The CEU Center for Religious Studies
&
The Department for the Study of Religion, Szeged University
cordially invites you to their co-organized 
Doctoral Conference 2019

Sacred Locations
Spaces and Bodies in Religion
_____
with Opening Keynote Lecture by

Carsten Wilke 
(CEU)

Social Spaces and the Topography of the Divine:
Reading Landscape in the Song of Songs Thursday, June 13, 2019
17:30 PM

University of Szeged
Faculty of Humanities and Social Sciences
6722 Szeged, Egyetem utca 2  
Kristó Gyula Room
_____

Abstract: The “spatial turn” has increasingly interrogated the symbolism of landscape as an intersection of socio-economic, ecological, aesthetic, and mythic concerns. Exploring the presence of physical and metaphoric landscapes in religious imagination, this lecture claims that not only exclusive and hierarchic topographies appear as markers of the sacred, but also the boundary-crossing between polarized environments. The evolution of Judeo-Christian constructions of landscape shall be followed with a focus on its favorite scriptural reference: the Song of Songs, a fuzzy succession of erotic conversations within a changing frame of palaces, gardens, cityscapes, vineyards, fields, forests, and deserts. This poem has intrigued medieval mystics, romantic storytellers, and contemporary ecologists. It is important to consider its Hellenistic origins, its frieze of four social milieus, in order to understand the ever-renewed efforts to inscribe religious experience into categories of gender and space.
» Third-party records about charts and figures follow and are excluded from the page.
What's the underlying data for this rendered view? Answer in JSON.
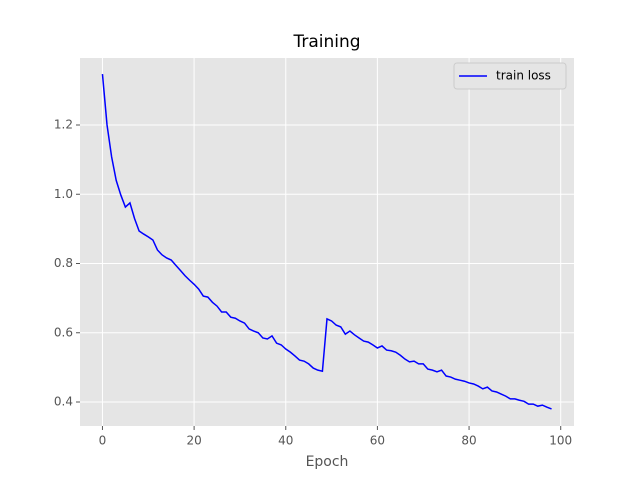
{
  "chart_data": {
    "type": "line",
    "title": "Training",
    "xlabel": "Epoch",
    "x": [
      0,
      1,
      2,
      3,
      4,
      5,
      6,
      7,
      8,
      9,
      10,
      11,
      12,
      13,
      14,
      15,
      16,
      17,
      18,
      19,
      20,
      21,
      22,
      23,
      24,
      25,
      26,
      27,
      28,
      29,
      30,
      31,
      32,
      33,
      34,
      35,
      36,
      37,
      38,
      39,
      40,
      41,
      42,
      43,
      44,
      45,
      46,
      47,
      48,
      49,
      50,
      51,
      52,
      53,
      54,
      55,
      56,
      57,
      58,
      59,
      60,
      61,
      62,
      63,
      64,
      65,
      66,
      67,
      68,
      69,
      70,
      71,
      72,
      73,
      74,
      75,
      76,
      77,
      78,
      79,
      80,
      81,
      82,
      83,
      84,
      85,
      86,
      87,
      88,
      89,
      90,
      91,
      92,
      93,
      94,
      95,
      96,
      97,
      98
    ],
    "series": [
      {
        "name": "train loss",
        "color": "#0000ff",
        "values": [
          1.347,
          1.2,
          1.108,
          1.04,
          0.998,
          0.963,
          0.975,
          0.93,
          0.894,
          0.885,
          0.877,
          0.868,
          0.839,
          0.825,
          0.816,
          0.81,
          0.795,
          0.78,
          0.765,
          0.752,
          0.74,
          0.726,
          0.706,
          0.703,
          0.688,
          0.677,
          0.66,
          0.66,
          0.645,
          0.642,
          0.634,
          0.628,
          0.611,
          0.605,
          0.6,
          0.585,
          0.582,
          0.591,
          0.57,
          0.565,
          0.553,
          0.544,
          0.533,
          0.521,
          0.518,
          0.51,
          0.498,
          0.492,
          0.489,
          0.64,
          0.634,
          0.622,
          0.617,
          0.596,
          0.605,
          0.594,
          0.585,
          0.576,
          0.573,
          0.565,
          0.556,
          0.562,
          0.55,
          0.548,
          0.544,
          0.535,
          0.524,
          0.516,
          0.518,
          0.51,
          0.51,
          0.495,
          0.492,
          0.487,
          0.492,
          0.475,
          0.472,
          0.466,
          0.463,
          0.46,
          0.455,
          0.452,
          0.446,
          0.438,
          0.443,
          0.432,
          0.429,
          0.423,
          0.417,
          0.409,
          0.409,
          0.405,
          0.402,
          0.394,
          0.394,
          0.388,
          0.391,
          0.385,
          0.38
        ]
      }
    ],
    "xlim": [
      -4.9,
      102.9
    ],
    "ylim": [
      0.3307,
      1.3935
    ],
    "xticks": [
      0,
      20,
      40,
      60,
      80,
      100
    ],
    "yticks": [
      0.4,
      0.6,
      0.8,
      {
        "value": 1,
        "label": "1.0"
      },
      1.2
    ],
    "grid": true,
    "legend": "upper right"
  }
}
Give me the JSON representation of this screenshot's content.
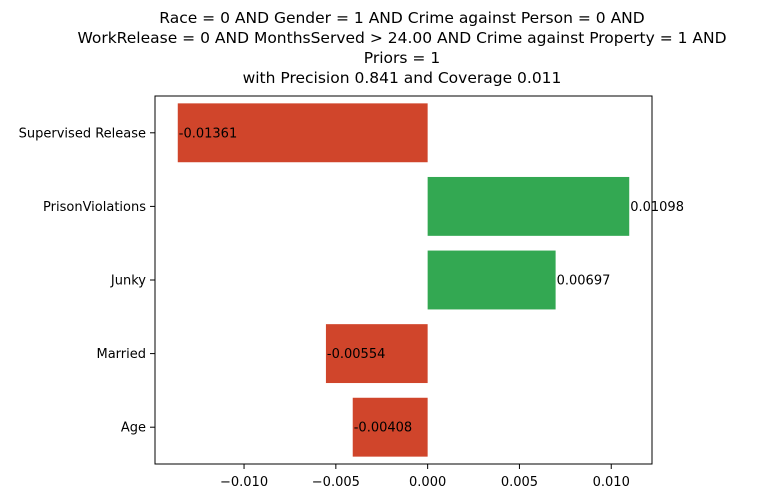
{
  "chart_data": {
    "type": "bar",
    "orientation": "horizontal",
    "title_lines": [
      "Race = 0 AND Gender = 1 AND Crime against Person = 0 AND",
      "WorkRelease = 0 AND MonthsServed > 24.00 AND Crime against Property = 1 AND",
      "Priors = 1",
      "with Precision 0.841 and Coverage 0.011"
    ],
    "categories": [
      "Supervised Release",
      "PrisonViolations",
      "Junky",
      "Married",
      "Age"
    ],
    "values": [
      -0.01361,
      0.01098,
      0.00697,
      -0.00554,
      -0.00408
    ],
    "value_labels": [
      "-0.01361",
      "0.01098",
      "0.00697",
      "-0.00554",
      "-0.00408"
    ],
    "xlim": [
      -0.01485,
      0.01222
    ],
    "xticks": [
      -0.01,
      -0.005,
      0.0,
      0.005,
      0.01
    ],
    "xtick_labels": [
      "−0.010",
      "−0.005",
      "0.000",
      "0.005",
      "0.010"
    ],
    "colors": {
      "positive": "#33a852",
      "negative": "#d0452b"
    },
    "grid": false
  }
}
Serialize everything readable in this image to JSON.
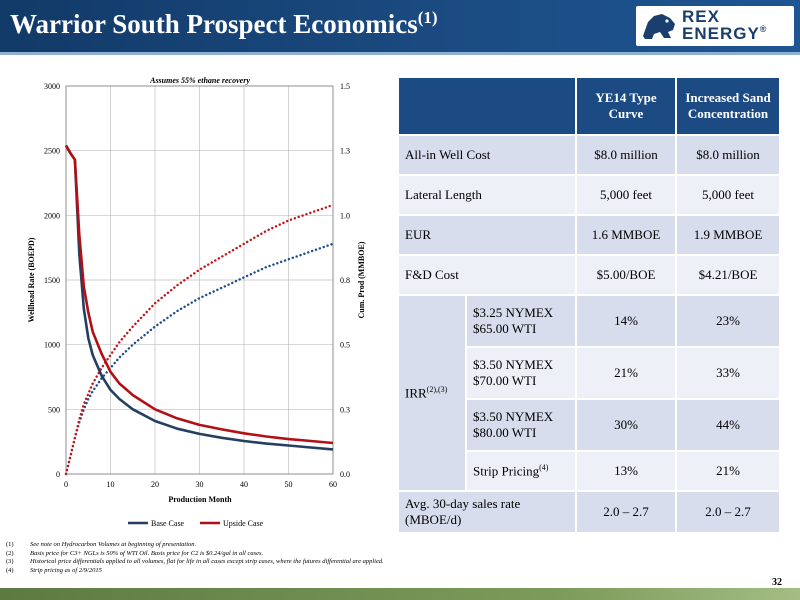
{
  "header": {
    "title": "Warrior South Prospect Economics",
    "title_sup": "(1)",
    "logo_line1": "REX",
    "logo_line2": "ENERGY",
    "logo_mark": "®"
  },
  "chart_data": {
    "type": "line",
    "annotation": "Assumes 55% ethane recovery",
    "xlabel": "Production Month",
    "ylabel": "Wellhead Rate (BOEPD)",
    "y2label": "Cum. Prod (MMBOE)",
    "xlim": [
      0,
      60
    ],
    "ylim": [
      0,
      3000
    ],
    "y2lim": [
      0,
      1.5
    ],
    "x_ticks": [
      0,
      10,
      20,
      30,
      40,
      50,
      60
    ],
    "y_ticks": [
      0,
      500,
      1000,
      1500,
      2000,
      2500,
      3000
    ],
    "y2_ticks": [
      "0.0",
      "0.3",
      "0.5",
      "0.8",
      "1.0",
      "1.3",
      "1.5"
    ],
    "grid": true,
    "legend_position": "bottom",
    "legend": [
      "Base Case",
      "Upside Case"
    ],
    "colors": {
      "base": "#243f60",
      "upside": "#b11016",
      "base_cum": "#1f4e8c",
      "upside_cum": "#c0161c"
    },
    "x": [
      0,
      1,
      2,
      3,
      4,
      5,
      6,
      8,
      10,
      12,
      15,
      20,
      25,
      30,
      35,
      40,
      45,
      50,
      55,
      60
    ],
    "series": [
      {
        "name": "Base Case",
        "axis": "left",
        "style": "solid",
        "values": [
          2540,
          2480,
          2430,
          1700,
          1280,
          1050,
          920,
          760,
          650,
          580,
          500,
          410,
          350,
          310,
          280,
          255,
          235,
          220,
          205,
          190
        ]
      },
      {
        "name": "Upside Case",
        "axis": "left",
        "style": "solid",
        "values": [
          2540,
          2480,
          2430,
          1850,
          1450,
          1250,
          1100,
          930,
          790,
          700,
          610,
          500,
          430,
          380,
          345,
          315,
          290,
          270,
          255,
          240
        ]
      },
      {
        "axis": "right",
        "style": "dotted",
        "values": [
          0.0,
          0.07,
          0.14,
          0.2,
          0.25,
          0.29,
          0.32,
          0.37,
          0.41,
          0.45,
          0.5,
          0.57,
          0.63,
          0.68,
          0.72,
          0.76,
          0.8,
          0.83,
          0.86,
          0.89
        ]
      },
      {
        "axis": "right",
        "style": "dotted",
        "values": [
          0.0,
          0.07,
          0.14,
          0.21,
          0.27,
          0.31,
          0.35,
          0.41,
          0.46,
          0.51,
          0.57,
          0.66,
          0.73,
          0.79,
          0.84,
          0.89,
          0.94,
          0.98,
          1.01,
          1.04
        ]
      }
    ]
  },
  "table": {
    "col_headers": [
      "YE14 Type Curve",
      "Increased Sand Concentration"
    ],
    "rows": [
      {
        "label": "All-in Well Cost",
        "v1": "$8.0 million",
        "v2": "$8.0 million"
      },
      {
        "label": "Lateral Length",
        "v1": "5,000 feet",
        "v2": "5,000 feet"
      },
      {
        "label": "EUR",
        "v1": "1.6 MMBOE",
        "v2": "1.9 MMBOE"
      },
      {
        "label": "F&D Cost",
        "v1": "$5.00/BOE",
        "v2": "$4.21/BOE"
      }
    ],
    "irr_label": "IRR",
    "irr_sup": "(2),(3)",
    "irr_rows": [
      {
        "line1": "$3.25 NYMEX",
        "line2": "$65.00 WTI",
        "v1": "14%",
        "v2": "23%"
      },
      {
        "line1": "$3.50 NYMEX",
        "line2": "$70.00 WTI",
        "v1": "21%",
        "v2": "33%"
      },
      {
        "line1": "$3.50 NYMEX",
        "line2": "$80.00 WTI",
        "v1": "30%",
        "v2": "44%"
      },
      {
        "line1": "Strip Pricing",
        "sup": "(4)",
        "v1": "13%",
        "v2": "21%"
      }
    ],
    "last_row": {
      "line1": "Avg. 30-day sales rate",
      "line2": "(MBOE/d)",
      "v1": "2.0 – 2.7",
      "v2": "2.0 – 2.7"
    }
  },
  "footnotes": [
    {
      "num": "(1)",
      "text": "See note on Hydrocarbon Volumes at beginning of presentation."
    },
    {
      "num": "(2)",
      "text": "Basis price for C3+ NGLs is 50% of WTI Oil. Basis price for C2 is $0.24/gal in all cases."
    },
    {
      "num": "(3)",
      "text": "Historical price differentials applied to all volumes, flat for life in all cases except strip cases, where the futures differential are applied."
    },
    {
      "num": "(4)",
      "text": "Strip pricing as of 2/9/2015"
    }
  ],
  "page_number": "32"
}
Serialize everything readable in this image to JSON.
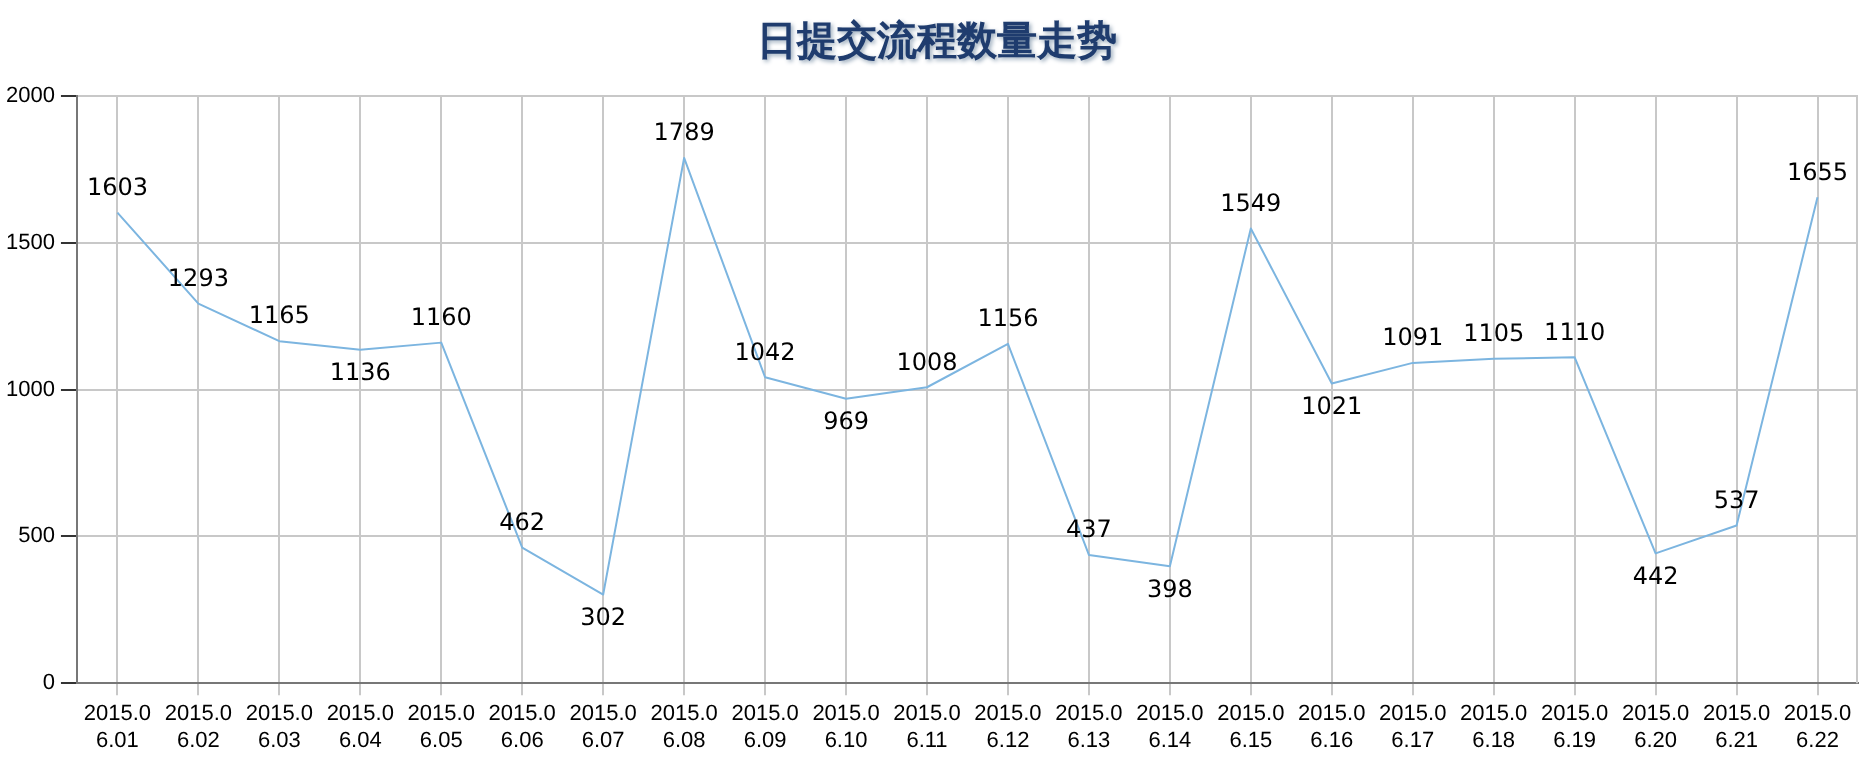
{
  "chart_data": {
    "type": "line",
    "title": "日提交流程数量走势",
    "categories": [
      "2015.06.01",
      "2015.06.02",
      "2015.06.03",
      "2015.06.04",
      "2015.06.05",
      "2015.06.06",
      "2015.06.07",
      "2015.06.08",
      "2015.06.09",
      "2015.06.10",
      "2015.06.11",
      "2015.06.12",
      "2015.06.13",
      "2015.06.14",
      "2015.06.15",
      "2015.06.16",
      "2015.06.17",
      "2015.06.18",
      "2015.06.19",
      "2015.06.20",
      "2015.06.21",
      "2015.06.22"
    ],
    "values": [
      1603,
      1293,
      1165,
      1136,
      1160,
      462,
      302,
      1789,
      1042,
      969,
      1008,
      1156,
      437,
      398,
      1549,
      1021,
      1091,
      1105,
      1110,
      442,
      537,
      1655
    ],
    "color": "#7cb5e0",
    "ylim": [
      0,
      2000
    ],
    "yticks": [
      0,
      500,
      1000,
      1500,
      2000
    ],
    "grid": true,
    "legend": false,
    "marker": "none",
    "line_style": "solid",
    "data_labels": true
  }
}
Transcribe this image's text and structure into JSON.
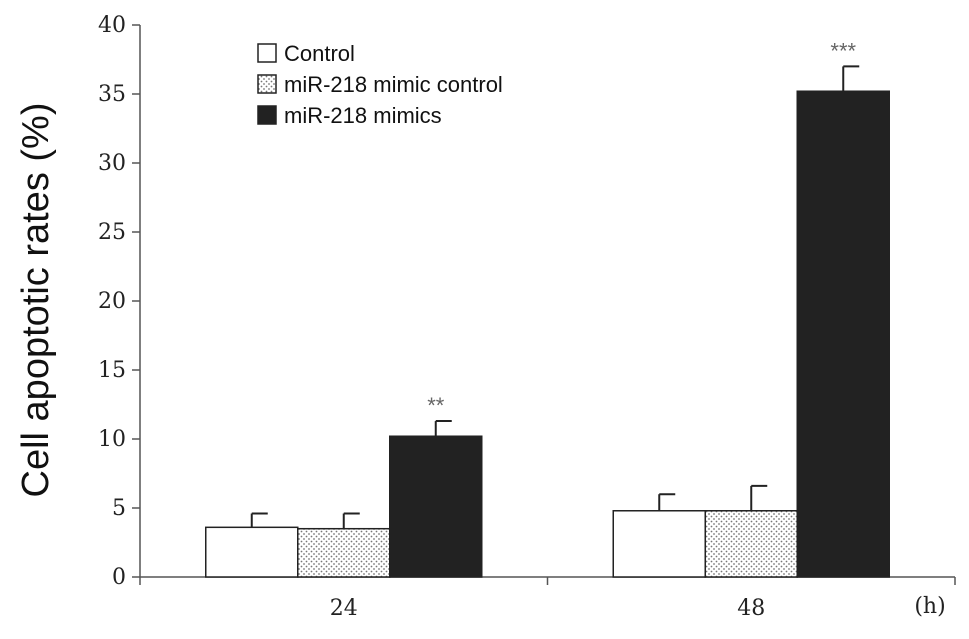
{
  "chart_data": {
    "type": "bar",
    "title": "",
    "xlabel": "",
    "x_unit": "(h)",
    "ylabel": "Cell apoptotic rates (%)",
    "ylim": [
      0,
      40
    ],
    "yticks": [
      0,
      5,
      10,
      15,
      20,
      25,
      30,
      35,
      40
    ],
    "categories": [
      "24",
      "48"
    ],
    "series": [
      {
        "name": "Control",
        "values": [
          3.6,
          4.8
        ],
        "errors": [
          1.0,
          1.2
        ],
        "fill": "#ffffff",
        "pattern": "none"
      },
      {
        "name": "miR-218 mimic control",
        "values": [
          3.5,
          4.8
        ],
        "errors": [
          1.1,
          1.8
        ],
        "fill": "#ffffff",
        "pattern": "dots"
      },
      {
        "name": "miR-218 mimics",
        "values": [
          10.2,
          35.2
        ],
        "errors": [
          1.1,
          1.8
        ],
        "fill": "#222222",
        "pattern": "none"
      }
    ],
    "annotations": [
      {
        "category": "24",
        "series": "miR-218 mimics",
        "text": "**"
      },
      {
        "category": "48",
        "series": "miR-218 mimics",
        "text": "***"
      }
    ],
    "legend_position": "top-left",
    "grid": false
  }
}
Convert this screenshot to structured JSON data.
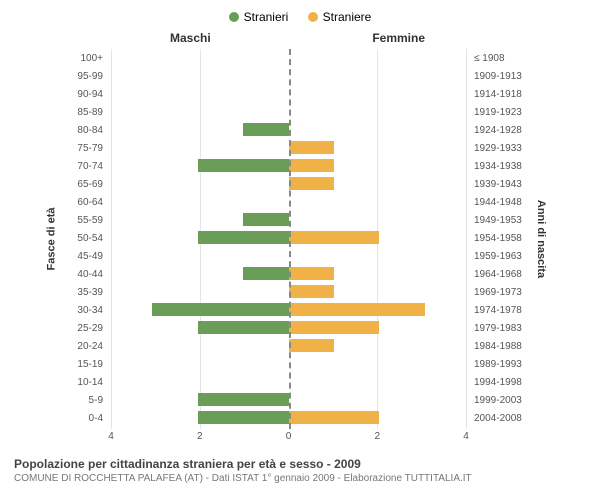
{
  "legend": {
    "male": {
      "label": "Stranieri",
      "color": "#6a9e58"
    },
    "female": {
      "label": "Straniere",
      "color": "#f0b146"
    }
  },
  "headers": {
    "left": "Maschi",
    "right": "Femmine"
  },
  "axis_titles": {
    "left": "Fasce di età",
    "right": "Anni di nascita"
  },
  "x_axis": {
    "max": 4,
    "ticks": [
      4,
      2,
      0,
      2,
      4
    ]
  },
  "colors": {
    "male_bar": "#6a9e58",
    "female_bar": "#f0b146",
    "grid": "#e5e5e5",
    "center": "#888888",
    "background": "#ffffff"
  },
  "rows": [
    {
      "age": "100+",
      "birth": "≤ 1908",
      "m": 0,
      "f": 0
    },
    {
      "age": "95-99",
      "birth": "1909-1913",
      "m": 0,
      "f": 0
    },
    {
      "age": "90-94",
      "birth": "1914-1918",
      "m": 0,
      "f": 0
    },
    {
      "age": "85-89",
      "birth": "1919-1923",
      "m": 0,
      "f": 0
    },
    {
      "age": "80-84",
      "birth": "1924-1928",
      "m": 1,
      "f": 0
    },
    {
      "age": "75-79",
      "birth": "1929-1933",
      "m": 0,
      "f": 1
    },
    {
      "age": "70-74",
      "birth": "1934-1938",
      "m": 2,
      "f": 1
    },
    {
      "age": "65-69",
      "birth": "1939-1943",
      "m": 0,
      "f": 1
    },
    {
      "age": "60-64",
      "birth": "1944-1948",
      "m": 0,
      "f": 0
    },
    {
      "age": "55-59",
      "birth": "1949-1953",
      "m": 1,
      "f": 0
    },
    {
      "age": "50-54",
      "birth": "1954-1958",
      "m": 2,
      "f": 2
    },
    {
      "age": "45-49",
      "birth": "1959-1963",
      "m": 0,
      "f": 0
    },
    {
      "age": "40-44",
      "birth": "1964-1968",
      "m": 1,
      "f": 1
    },
    {
      "age": "35-39",
      "birth": "1969-1973",
      "m": 0,
      "f": 1
    },
    {
      "age": "30-34",
      "birth": "1974-1978",
      "m": 3,
      "f": 3
    },
    {
      "age": "25-29",
      "birth": "1979-1983",
      "m": 2,
      "f": 2
    },
    {
      "age": "20-24",
      "birth": "1984-1988",
      "m": 0,
      "f": 1
    },
    {
      "age": "15-19",
      "birth": "1989-1993",
      "m": 0,
      "f": 0
    },
    {
      "age": "10-14",
      "birth": "1994-1998",
      "m": 0,
      "f": 0
    },
    {
      "age": "5-9",
      "birth": "1999-2003",
      "m": 2,
      "f": 0
    },
    {
      "age": "0-4",
      "birth": "2004-2008",
      "m": 2,
      "f": 2
    }
  ],
  "caption": {
    "title": "Popolazione per cittadinanza straniera per età e sesso - 2009",
    "subtitle": "COMUNE DI ROCCHETTA PALAFEA (AT) - Dati ISTAT 1° gennaio 2009 - Elaborazione TUTTITALIA.IT"
  }
}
Dr. Carsten Wilke is Professor at Central European University and Director of the CEU Center for Religious Studies. Among his book publications on Jewish and comparative religion are The Marrakesh Dialogues: A Gospel Critique and Jewish Apology from the Spanish Renaissance (Brill, 2014), Farewell to Shulamit: Spatial and Social Diversity in the Song of Songs (De Gruyter, 2017), and the collective volumes Modern Jewish Scholarship in Hungary (with Tamás Turán, De Gruyter, 2016).